With all of the fuss this year over whether Black Friday should move up to give shoppers some more time to capitalize on deals, it was surprising to see that Thanksgiving itself was actually moved up for just this purpose.
When I return from the holiday weekend, I’m probably going to glance at a calendar and say to myself, “What the … there’s still that much November left?” Somewhere along the way I had the mistaken assumption that Thanksgiving always fell on that last weekend of the month. Well, that was once the case.
Despite its longstanding association with the Pilgrims, the federal holiday as we know it now is largely a creation of two U.S. presidents: Abraham Lincoln and Franklin Delano Roosevelt. If you really want to be old school you can say you celebrated “Franksgiving” last Thursday and celebrate Thanksgiving this coming Thursday. But good luck getting out of work on that one.
Presidents typically made Thanksgiving proclamations from Lincoln's time on, though Lincoln and Roosevelt arguably made their own proclamations during the most forbidding times in the country. In 1863, in the midst of the Civil War, Lincoln started the modern Thanksgiving tradition by declaring the last Thursday of November to be a national holiday. This celebration went on uninterrupted each year until 1939, when FDR presided over a country slowly rebuilding from economic collapse and Europe was once again at war only 20 years after the peace that formally ended the "War to End All Wars."
It was the economic situation that led to the first shift in how we celebrate Thanksgiving. With the holiday set to fall on Nov. 30, businesses realized that there wouldn’t be much time to capitalize on the Christmas season. People started shopping on Black Friday back then as well, and a Thanksgiving on the last day of the month meant that already hurting stores would miss out on a week of holiday business.
The solution the retailers put forth? Bump Thanksgiving up a week. They had presented FDR with a similar idea in 1933 but turned it down. In 1939, he changed his mind; Thanksgiving, he proclaimed, would be held on Nov. 23 that year.
Not surprisingly, the departure from a 75-year tradition caused some consternation. Calendars were now inaccurate, football games were suddenly marooned in a non-holiday week, family vacation plans were disrupted. Thomas Taggart, the mayor of Atlantic City, was so annoyed by the change that he derisively dubbed the Nov. 23 observance “Franksgiving.”
Confusing things even more was the fact that some states refused to go along with the change, meaning it could be quite difficult or impossible to get together with your family if people lived in states with different observances. In the end, 23 states went along with FDR’s change and 23 refused. Two, Colorado and Texas, decided that two Thanksgivings sounded like fun and had holidays on both Thursdays.

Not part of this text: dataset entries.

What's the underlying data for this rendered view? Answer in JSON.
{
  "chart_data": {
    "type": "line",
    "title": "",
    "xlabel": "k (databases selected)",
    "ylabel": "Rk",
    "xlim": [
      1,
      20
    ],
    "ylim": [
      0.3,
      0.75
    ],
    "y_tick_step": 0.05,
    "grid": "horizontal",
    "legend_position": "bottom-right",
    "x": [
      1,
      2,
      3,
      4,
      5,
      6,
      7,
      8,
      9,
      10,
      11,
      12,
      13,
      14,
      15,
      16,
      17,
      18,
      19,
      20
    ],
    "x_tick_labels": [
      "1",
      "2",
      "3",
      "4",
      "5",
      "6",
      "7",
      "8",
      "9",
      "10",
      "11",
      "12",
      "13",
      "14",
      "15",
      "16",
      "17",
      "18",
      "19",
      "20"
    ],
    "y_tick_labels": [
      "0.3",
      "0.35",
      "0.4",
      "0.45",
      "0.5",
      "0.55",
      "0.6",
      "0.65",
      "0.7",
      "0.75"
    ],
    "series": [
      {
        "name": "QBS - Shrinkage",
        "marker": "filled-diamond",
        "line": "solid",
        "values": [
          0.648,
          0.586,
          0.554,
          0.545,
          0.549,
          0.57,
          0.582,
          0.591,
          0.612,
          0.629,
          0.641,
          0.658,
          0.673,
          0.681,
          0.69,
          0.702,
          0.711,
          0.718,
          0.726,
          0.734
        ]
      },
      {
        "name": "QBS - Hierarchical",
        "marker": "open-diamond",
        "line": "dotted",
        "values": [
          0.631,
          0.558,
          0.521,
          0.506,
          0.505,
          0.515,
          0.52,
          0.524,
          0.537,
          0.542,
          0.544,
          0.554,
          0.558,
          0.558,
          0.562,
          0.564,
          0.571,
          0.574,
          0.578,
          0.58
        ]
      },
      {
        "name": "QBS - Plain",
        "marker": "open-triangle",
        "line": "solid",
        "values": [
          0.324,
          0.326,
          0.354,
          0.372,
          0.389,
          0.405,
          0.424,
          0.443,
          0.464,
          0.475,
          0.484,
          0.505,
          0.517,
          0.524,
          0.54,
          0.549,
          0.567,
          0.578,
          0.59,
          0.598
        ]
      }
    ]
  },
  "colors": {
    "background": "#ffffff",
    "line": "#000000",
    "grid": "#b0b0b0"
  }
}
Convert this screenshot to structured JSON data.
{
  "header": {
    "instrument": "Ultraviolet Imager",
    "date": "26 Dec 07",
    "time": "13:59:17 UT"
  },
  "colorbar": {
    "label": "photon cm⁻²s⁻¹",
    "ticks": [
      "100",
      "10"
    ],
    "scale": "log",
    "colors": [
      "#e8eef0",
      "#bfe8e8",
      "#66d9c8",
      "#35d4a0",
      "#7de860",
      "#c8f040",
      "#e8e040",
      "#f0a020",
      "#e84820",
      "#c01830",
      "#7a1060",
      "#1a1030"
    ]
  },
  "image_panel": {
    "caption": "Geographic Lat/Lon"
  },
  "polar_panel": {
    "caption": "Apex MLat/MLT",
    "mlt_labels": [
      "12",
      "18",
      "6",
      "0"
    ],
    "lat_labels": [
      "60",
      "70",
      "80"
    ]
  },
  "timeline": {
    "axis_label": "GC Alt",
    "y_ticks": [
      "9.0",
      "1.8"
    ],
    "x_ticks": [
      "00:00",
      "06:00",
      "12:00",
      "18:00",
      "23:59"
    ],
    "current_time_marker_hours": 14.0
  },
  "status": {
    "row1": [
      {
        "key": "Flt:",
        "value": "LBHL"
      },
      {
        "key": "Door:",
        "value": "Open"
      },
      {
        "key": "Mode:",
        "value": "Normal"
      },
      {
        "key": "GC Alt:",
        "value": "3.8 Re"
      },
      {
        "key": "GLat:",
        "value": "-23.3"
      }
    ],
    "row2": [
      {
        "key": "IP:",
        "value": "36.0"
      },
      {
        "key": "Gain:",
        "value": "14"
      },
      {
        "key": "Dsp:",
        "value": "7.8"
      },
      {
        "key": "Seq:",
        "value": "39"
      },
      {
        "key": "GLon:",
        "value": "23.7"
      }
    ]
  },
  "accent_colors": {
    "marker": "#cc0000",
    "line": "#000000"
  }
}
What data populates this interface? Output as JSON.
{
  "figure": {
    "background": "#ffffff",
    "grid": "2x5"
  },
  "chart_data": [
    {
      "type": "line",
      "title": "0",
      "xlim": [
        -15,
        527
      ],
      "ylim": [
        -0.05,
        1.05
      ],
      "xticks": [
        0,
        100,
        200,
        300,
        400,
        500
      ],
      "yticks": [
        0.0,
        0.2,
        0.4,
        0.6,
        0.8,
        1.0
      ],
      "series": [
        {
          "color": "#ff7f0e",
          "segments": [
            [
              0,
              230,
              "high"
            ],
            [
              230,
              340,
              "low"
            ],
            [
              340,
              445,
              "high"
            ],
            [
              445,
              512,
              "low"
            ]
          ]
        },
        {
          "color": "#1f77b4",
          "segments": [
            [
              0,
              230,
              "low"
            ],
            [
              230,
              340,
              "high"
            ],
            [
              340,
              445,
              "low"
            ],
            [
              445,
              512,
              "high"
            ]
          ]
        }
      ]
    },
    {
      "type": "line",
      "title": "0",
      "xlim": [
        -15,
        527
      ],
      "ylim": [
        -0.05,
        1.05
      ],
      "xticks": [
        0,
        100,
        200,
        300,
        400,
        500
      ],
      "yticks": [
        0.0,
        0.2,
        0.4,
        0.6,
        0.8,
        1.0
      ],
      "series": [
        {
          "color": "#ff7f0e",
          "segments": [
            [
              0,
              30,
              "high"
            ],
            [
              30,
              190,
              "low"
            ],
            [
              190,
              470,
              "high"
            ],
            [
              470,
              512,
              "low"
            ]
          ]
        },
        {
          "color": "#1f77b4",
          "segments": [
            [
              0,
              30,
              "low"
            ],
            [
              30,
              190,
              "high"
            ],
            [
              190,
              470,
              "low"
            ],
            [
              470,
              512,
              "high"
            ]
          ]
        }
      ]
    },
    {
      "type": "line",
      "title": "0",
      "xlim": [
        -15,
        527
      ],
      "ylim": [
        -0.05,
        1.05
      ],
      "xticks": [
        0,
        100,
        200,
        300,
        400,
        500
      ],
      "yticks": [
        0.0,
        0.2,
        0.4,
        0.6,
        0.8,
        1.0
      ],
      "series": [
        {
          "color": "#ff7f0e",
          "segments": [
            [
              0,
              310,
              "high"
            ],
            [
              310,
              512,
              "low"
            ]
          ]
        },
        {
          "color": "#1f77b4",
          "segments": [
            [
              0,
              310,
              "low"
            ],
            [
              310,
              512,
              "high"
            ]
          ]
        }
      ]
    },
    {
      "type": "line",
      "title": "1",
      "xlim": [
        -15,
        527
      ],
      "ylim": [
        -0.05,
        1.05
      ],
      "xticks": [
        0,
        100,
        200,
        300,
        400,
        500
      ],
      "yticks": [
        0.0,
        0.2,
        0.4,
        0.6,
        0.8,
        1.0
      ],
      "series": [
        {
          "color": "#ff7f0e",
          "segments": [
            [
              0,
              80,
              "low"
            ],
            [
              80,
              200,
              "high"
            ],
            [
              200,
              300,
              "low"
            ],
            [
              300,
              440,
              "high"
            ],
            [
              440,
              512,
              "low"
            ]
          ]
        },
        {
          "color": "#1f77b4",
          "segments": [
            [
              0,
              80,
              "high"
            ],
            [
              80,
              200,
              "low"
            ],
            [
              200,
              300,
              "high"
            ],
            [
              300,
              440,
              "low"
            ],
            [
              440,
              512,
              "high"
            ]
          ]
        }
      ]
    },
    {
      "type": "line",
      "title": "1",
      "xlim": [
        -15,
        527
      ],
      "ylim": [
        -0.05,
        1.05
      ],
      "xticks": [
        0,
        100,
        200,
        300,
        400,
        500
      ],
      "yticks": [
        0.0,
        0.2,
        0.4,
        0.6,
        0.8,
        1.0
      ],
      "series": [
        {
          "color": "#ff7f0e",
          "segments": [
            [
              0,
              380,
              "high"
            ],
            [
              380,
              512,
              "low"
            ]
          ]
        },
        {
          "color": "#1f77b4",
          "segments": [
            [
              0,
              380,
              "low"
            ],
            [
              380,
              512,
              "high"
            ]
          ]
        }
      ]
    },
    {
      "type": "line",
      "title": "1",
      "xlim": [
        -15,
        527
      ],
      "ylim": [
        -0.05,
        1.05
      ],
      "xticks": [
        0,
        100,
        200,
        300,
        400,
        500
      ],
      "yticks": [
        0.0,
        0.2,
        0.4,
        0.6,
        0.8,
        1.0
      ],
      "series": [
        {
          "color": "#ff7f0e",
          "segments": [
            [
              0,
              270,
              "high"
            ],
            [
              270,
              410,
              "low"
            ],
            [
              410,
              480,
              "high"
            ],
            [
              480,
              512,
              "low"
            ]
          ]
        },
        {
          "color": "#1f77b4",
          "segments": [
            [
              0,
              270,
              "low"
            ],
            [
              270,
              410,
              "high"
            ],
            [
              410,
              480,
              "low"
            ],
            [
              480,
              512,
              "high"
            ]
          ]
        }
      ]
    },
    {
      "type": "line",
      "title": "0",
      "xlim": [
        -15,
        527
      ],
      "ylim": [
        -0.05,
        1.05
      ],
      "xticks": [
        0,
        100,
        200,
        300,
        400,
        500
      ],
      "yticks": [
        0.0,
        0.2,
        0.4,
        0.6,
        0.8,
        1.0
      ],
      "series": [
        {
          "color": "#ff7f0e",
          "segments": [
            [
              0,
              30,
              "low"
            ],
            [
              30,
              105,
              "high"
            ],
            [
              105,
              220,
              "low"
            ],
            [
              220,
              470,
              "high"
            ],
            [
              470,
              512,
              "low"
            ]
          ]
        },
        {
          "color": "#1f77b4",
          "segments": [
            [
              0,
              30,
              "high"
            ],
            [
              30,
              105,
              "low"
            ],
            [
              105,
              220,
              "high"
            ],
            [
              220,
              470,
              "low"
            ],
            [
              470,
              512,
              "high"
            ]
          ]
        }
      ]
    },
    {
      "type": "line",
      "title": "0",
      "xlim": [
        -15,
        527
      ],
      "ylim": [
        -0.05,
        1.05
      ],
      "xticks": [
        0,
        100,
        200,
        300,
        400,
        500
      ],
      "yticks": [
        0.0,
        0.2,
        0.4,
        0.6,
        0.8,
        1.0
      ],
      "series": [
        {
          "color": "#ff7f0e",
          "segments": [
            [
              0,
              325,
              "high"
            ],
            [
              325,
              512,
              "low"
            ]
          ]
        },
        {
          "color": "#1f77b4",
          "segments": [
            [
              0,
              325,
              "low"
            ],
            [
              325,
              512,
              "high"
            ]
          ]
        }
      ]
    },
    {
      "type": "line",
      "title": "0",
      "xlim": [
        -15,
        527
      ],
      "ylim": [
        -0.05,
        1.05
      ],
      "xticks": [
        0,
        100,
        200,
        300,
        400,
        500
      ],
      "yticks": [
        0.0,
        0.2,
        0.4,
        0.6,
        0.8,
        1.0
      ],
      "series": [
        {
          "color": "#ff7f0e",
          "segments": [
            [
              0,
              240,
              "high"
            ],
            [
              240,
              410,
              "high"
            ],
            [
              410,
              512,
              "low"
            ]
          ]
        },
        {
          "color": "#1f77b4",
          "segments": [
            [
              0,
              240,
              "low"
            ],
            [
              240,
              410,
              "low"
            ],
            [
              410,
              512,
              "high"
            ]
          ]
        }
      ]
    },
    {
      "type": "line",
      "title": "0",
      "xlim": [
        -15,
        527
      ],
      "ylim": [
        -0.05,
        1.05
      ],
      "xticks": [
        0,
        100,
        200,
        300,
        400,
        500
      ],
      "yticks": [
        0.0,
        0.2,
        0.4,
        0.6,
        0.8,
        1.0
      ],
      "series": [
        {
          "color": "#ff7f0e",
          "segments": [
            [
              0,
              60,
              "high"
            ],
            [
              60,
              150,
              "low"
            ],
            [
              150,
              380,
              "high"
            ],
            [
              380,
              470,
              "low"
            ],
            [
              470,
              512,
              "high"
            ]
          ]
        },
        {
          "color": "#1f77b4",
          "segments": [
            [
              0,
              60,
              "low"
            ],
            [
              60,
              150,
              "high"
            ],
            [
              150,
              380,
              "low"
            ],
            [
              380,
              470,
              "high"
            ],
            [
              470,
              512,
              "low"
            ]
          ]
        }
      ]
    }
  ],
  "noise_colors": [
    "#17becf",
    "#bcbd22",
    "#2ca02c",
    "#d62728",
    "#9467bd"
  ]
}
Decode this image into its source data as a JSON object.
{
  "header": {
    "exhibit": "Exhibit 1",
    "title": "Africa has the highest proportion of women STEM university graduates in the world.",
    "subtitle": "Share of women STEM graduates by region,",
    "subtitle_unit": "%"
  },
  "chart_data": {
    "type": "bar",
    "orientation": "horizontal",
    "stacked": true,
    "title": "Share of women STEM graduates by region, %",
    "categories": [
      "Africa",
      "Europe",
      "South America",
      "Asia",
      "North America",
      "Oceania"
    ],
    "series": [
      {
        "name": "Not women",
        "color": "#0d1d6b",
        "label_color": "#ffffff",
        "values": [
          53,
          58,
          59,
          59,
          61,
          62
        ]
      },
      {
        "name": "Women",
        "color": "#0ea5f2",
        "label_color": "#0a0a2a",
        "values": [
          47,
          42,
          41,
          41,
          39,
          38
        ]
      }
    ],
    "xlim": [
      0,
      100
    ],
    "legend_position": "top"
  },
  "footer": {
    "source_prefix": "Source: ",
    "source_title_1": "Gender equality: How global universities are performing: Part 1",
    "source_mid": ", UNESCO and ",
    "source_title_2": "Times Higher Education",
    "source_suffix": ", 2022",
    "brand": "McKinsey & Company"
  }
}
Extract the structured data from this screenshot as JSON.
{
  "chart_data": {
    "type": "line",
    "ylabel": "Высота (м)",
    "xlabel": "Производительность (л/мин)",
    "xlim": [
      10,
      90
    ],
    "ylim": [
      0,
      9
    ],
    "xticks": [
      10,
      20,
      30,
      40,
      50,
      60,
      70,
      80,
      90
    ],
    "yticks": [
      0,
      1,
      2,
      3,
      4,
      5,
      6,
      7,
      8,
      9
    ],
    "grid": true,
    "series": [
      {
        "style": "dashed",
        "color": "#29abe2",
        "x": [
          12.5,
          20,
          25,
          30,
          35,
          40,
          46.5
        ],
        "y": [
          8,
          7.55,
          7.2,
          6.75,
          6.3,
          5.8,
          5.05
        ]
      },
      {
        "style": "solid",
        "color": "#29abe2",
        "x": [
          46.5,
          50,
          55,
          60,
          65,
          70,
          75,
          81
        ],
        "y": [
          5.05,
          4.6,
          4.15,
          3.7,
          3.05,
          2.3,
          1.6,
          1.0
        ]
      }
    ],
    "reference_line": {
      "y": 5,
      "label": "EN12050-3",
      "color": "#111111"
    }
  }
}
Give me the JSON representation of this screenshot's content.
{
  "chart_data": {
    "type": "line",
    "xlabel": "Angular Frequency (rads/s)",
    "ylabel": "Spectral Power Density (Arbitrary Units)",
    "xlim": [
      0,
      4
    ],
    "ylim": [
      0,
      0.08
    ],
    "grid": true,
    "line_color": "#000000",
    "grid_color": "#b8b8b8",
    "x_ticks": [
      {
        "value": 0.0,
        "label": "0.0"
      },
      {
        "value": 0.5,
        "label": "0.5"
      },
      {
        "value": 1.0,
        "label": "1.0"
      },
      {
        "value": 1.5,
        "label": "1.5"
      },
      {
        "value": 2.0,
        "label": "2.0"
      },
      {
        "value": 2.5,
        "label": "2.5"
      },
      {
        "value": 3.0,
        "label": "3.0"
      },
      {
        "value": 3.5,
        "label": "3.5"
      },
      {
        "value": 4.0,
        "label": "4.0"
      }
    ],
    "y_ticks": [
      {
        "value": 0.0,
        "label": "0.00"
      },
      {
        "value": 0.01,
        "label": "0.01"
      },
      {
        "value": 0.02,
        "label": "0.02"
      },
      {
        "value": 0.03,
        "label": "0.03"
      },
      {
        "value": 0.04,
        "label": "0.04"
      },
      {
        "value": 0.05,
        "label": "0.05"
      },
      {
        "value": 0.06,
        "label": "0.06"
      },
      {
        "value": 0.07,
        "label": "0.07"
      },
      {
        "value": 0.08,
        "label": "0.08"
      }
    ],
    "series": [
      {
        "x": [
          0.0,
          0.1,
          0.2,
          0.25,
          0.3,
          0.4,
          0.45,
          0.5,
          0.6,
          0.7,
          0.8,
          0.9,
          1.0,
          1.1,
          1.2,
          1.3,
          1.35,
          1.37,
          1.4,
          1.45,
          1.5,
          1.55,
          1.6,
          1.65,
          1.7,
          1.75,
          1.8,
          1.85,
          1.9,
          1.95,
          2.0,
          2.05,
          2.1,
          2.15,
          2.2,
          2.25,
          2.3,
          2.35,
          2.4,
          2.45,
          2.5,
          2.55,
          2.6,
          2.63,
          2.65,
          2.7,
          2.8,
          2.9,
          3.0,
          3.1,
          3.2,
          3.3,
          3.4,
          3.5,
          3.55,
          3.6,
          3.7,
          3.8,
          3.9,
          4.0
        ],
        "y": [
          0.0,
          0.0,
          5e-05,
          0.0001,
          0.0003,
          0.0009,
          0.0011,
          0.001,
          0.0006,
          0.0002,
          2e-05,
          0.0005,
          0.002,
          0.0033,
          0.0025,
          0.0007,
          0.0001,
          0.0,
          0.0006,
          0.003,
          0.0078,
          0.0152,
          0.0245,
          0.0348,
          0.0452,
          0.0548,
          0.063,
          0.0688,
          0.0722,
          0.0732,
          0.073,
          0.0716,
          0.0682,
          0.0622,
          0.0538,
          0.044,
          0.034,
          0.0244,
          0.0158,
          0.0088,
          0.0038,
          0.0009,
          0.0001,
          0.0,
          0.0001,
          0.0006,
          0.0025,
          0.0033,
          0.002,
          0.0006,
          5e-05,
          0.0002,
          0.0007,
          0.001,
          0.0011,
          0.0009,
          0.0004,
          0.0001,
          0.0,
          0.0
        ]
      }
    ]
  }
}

The whole mess resurfaced in November of 1940. Apparently the extra week of business had worked out pretty well, because FDR once again declared Thanksgiving to be on the fourth Thursday rather than the fifth. And once again, several states—17 to be exact—refused to honor the change.
The House sought to end the confusion in October of 1941 by passing a resolution returning Thanksgiving to the Lincoln observance of the last week. The Senate amended it to be on the fourth week, which would put the holiday in the last week of November most years but occasionally grant a bonus week to businesses in years when the month has a fifth Thursday. The House agreed to the amendment, and FDR signed their joint resolution on Dec. 26, 1941.
There's something about the whole scenario that represents both a snapshot of innocence and the determination to keep up some normalcy even in the face of immense challenges. Lincoln started the Thanksgiving holiday when half of the nation didn't recognize federal authority. The Thanksgiving in 1941 took place not long before the attack on Pearl Harbor and the subsequent U.S. entry into World War II. On the same day that Roosevelt signed the resolution that still directs Thanksgiving observances today, British Prime Minister Winston Churchill addressed both chambers of Congress in a stirring speech about the common cause and friendship of the British and American peoples.
Assuming you haven’t been going through leftovers non-stop since last week, you probably have enough to get a meal together for Thursday. Whether you call it Lincoln Thanksgiving or Second Thanksgiving, you can try for another feast and reflect on one of the oddities of American history.